화학공학소재연구정보센터
Fuel, Vol.215, 212-225, 2018
Separation and characterization of biofuels in the jet fuel and diesel fuel ranges by fractional distillation of organic liquid products
In this paper, we investigated the fractional distillation on bench scale of four organic liquid products (OLPs) obtained by thermal-catalytic cracking of crude palm oil using 5%, 10%, 15%, and 20% (w/w) sodium carbonate as the catalyst. The main objective of this work was to obtain biofuels similar to fuels derived from petroleum such as jet fuel and diesel fuel. Thus, the fractionation experiments were carried out at atmospheric pressure and in two distillation temperature ranges, 160-245 degrees C and 245-340 degrees C, obtaining two distilled fractions denominated green jet fuel and green diesel, respectively. The distilled fractions (biofuels) have been physical-chemical characterized by Officials AOCS and ASTM Methods regarding specific gravity at 20 degrees C, kinematic viscosity at 40 degrees C, corrosiveness to copper, acid value, saponification value, refractive index, and distillation curve.

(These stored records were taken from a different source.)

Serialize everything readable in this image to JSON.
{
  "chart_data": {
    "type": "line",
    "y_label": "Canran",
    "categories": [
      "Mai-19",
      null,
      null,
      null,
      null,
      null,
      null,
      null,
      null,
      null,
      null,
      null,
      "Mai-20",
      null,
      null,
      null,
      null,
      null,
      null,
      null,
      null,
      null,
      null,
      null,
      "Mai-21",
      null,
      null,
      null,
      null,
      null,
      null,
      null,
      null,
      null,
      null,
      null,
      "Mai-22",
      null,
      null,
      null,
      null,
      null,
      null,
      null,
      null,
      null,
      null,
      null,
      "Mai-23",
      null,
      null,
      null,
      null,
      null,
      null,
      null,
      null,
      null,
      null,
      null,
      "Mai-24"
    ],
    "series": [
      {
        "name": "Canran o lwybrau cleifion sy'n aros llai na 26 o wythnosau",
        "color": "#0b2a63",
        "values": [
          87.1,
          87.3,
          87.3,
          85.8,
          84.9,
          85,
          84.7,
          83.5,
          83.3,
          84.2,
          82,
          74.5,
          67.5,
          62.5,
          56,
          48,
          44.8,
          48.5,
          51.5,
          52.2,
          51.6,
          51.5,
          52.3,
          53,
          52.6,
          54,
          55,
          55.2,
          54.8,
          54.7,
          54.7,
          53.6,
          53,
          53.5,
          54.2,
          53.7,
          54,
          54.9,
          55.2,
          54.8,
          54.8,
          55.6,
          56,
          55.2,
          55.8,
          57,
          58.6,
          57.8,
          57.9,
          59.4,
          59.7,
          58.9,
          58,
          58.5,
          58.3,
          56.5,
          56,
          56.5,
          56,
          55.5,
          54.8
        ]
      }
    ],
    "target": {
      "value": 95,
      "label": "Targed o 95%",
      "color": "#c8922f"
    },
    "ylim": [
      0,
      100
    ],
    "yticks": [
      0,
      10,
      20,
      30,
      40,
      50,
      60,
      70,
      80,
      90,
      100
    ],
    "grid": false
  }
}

The chemical composition of distilled fractions has been determined by GC-MS. The results of the fractionation of the OLPs show that sodium carbonate is an excellent catalyst regarding yield and selectivity for the production, firstly of green diesel and secondly of green jet fuel. Most physical-chemical properties of green jet fuel and green diesel fractions are within limits established by ANP No. 37 for conventional jet fuel [aviation kerosene (QAV-1/JET A-1)] and ANP No. 65 for commercial diesel (diesel S10), respectively. The experimental distillation curve of the green jet and green diesel fractions are similar to the standard distillation curve of aviation kerosene and diesel S10, respectively. Results from GC-MS analysis revealed that the size of the hydrocarbon chains constituting the green jet fuel (C-10-C-15) and green diesel (C-14-C-17) fractions obtained in the present study are in agreement with the length of the chains of hydrocarbons established for aviation kerosene and diesel S10, respectively. In parallel, the increase of catalyst in the thermal-catalytic cracking process improved the yield, selectivity, physical-chemical properties and chemical composition of both biofuels. Therefore, the results presented in this paper indicate that green jet fuel and green diesel fractions can be used as a partial or total substitute for aviation kerosene and diesel S10, respectively.